Chanel, the world's second-largest luxury brand, says its efforts to curb the grey market have been successful and are helping boost revenue in China despite weaker overall demand for luxury goods.
The company narrowed its price gaps between the US, Europe and Asia last year to prevent smugglers buying goods in one region to re-sell to another in the grey market.
"We reduced quite a lot the parallel market, mainly in Asia, and we have double-digit growth in our boutiques in mainland China," Bruno Pavlovsky, Chanel's president of fashion, said in an interview in Havana yesterday.
Chanel will unveil its latest Cruise collection in Havana on Tuesday, in Cuba's first major fashion show since the 1959 revolution.
It's another sign of warming relations between the Communist-ruled island and the West.
The US and Cuba formally agreed to restore diplomatic relations last July.
Despite the success in curbing grey market sales, the privately owned company expects slower sales growth this year, Pavlovsky says. He declined to disclose figures.
He noted that Chanel has an entire team, including external lawyers, to monitor the secondary market.

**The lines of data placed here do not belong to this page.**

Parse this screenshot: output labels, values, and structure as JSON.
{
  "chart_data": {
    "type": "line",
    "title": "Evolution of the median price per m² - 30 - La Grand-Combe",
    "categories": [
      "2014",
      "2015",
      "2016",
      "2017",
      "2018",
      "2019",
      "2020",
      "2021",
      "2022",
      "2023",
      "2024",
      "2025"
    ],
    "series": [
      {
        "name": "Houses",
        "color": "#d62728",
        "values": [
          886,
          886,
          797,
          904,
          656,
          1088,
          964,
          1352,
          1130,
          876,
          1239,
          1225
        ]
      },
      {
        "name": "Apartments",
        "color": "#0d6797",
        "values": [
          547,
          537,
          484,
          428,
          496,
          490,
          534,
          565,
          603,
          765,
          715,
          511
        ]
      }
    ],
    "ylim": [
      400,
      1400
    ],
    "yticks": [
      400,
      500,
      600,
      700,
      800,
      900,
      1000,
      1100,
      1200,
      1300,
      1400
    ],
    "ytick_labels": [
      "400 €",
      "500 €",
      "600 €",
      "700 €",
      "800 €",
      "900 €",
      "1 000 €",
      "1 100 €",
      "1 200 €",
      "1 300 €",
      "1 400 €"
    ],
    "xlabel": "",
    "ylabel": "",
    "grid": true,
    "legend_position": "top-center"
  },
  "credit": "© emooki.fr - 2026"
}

The luxury goods industry has been plagued in the past few months as a drop in global tourist traffic caused by recent terrorist attacks, slower economic growth in China, and record low oil prices have dented the purchasing power of important luxury buyers from Russia and the Middle East.
In April, industry leader LVMH said its fashion and leather goods sales were flat while Hermes said revenue growth slowed in the first quarter.
Pavlovsky said fewer Russians were travelling because of the weak rouble, and Brazil's recession has curbed demand there.
But Chanel was seeing solid growth in the United States, some parts of Europe such as Britain, Russia, China, Japan and Korea, he said. Chinese and Russians not travelling abroad as much were buying more at home.
"There is a slowdown but not such a big slowdown," he says.